Recently the House of Representatives’ Small Business Committee convened for a hearing on utilization management and barriers to care in small medical practices. In particular this hearing focused on the application of prior authorization within Medicare Advantage (MA) plans and the associated challenges faced by patients and providers of services due to prior authorization requirements.
The underlying theme of the hearing was support for H.R. 3107, the Improving Seniors’ Timely Access to Care Act, a bill that would automate the prior authorization process in Medicare Advantage plans. This automation would be through electronic submission of prior authorization requests with real-time determinations by the MA plans. The legislation encourages integration of the electronic prior authorization submission into electronic medical record systems. The Secretary of Health and Human Services would be tasked with developing standards in conjunction with stakeholder input. In addition, certain transparency requirements would be put in place. These include:
- A list of services and items subject to prior authorization;
- The percentage of prior authorization requests approved during the previous plan year by the plan for each item and service;
- The percentage of requests that were initially denied and then subsequently appealed, and the percentage of such appealed requests that were overturned for each such item and service; and
- The average amount of time elapsed from request submission to determination
This legislation would have impact on all provider types that contract with Medicare Advantage plans that are subject to prior authorization.

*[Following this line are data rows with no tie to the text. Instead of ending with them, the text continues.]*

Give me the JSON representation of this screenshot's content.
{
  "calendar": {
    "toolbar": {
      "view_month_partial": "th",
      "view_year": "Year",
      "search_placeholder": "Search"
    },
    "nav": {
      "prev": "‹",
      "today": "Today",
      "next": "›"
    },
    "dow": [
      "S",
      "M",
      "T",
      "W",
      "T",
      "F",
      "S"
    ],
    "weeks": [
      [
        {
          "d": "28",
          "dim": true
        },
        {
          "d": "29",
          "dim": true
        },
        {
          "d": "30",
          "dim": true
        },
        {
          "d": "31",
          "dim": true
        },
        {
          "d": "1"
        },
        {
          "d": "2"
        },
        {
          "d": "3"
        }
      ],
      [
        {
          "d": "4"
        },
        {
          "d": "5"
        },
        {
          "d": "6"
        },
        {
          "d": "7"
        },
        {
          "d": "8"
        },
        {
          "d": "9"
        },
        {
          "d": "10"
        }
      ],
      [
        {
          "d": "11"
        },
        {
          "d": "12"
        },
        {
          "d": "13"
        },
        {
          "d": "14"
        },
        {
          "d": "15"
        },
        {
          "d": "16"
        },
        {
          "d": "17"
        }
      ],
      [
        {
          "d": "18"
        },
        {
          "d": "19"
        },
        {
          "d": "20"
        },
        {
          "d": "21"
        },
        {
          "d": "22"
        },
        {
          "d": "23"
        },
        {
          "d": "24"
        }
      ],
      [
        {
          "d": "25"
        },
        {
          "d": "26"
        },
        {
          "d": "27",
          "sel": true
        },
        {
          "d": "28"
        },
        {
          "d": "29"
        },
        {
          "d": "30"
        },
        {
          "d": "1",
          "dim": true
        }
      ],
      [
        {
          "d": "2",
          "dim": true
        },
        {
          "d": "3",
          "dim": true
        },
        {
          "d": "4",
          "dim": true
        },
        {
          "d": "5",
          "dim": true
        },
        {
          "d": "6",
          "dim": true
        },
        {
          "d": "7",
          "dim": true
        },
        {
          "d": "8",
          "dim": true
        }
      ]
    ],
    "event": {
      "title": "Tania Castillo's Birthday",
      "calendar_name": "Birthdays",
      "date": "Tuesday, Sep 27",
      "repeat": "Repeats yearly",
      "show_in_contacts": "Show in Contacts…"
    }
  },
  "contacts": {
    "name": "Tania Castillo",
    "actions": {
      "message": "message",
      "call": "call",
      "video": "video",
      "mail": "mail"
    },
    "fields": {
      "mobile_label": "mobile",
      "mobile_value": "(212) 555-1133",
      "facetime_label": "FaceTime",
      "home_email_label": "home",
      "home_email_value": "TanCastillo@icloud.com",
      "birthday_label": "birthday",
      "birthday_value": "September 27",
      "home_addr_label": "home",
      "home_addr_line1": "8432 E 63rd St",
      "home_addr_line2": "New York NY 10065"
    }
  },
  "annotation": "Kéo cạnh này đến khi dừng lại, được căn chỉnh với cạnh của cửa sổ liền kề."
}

Testifying at the hearing were four different physician-focused trade associations; Radiation Oncologists, Anesthesiologists, Family Physicians, and Dermatologists. Each of the four witnesses outlined the challenges that prior authorization places on their practice, as well as the impact the requirement has on their patients. In particular witnesses focused on delays in care, inappropriate request denial, non-licensed professionals reviewing requests, and the prior authorization requirement being used as an unnecessary delay tactic to deter provision of care. In one testimony a 2018 report from the Office of the Inspector General (OIG) evaluating appeal outcomes in Medicare Advantage Organizations (MAO) was quoted with “MAOs may have an incentive to deny preauthorization of services for beneficiaries, and payments to providers, in order to increase profits.”
The National Association for Home Care and Hospice will continue to monitor this legislation for updates and further activity within the Congress.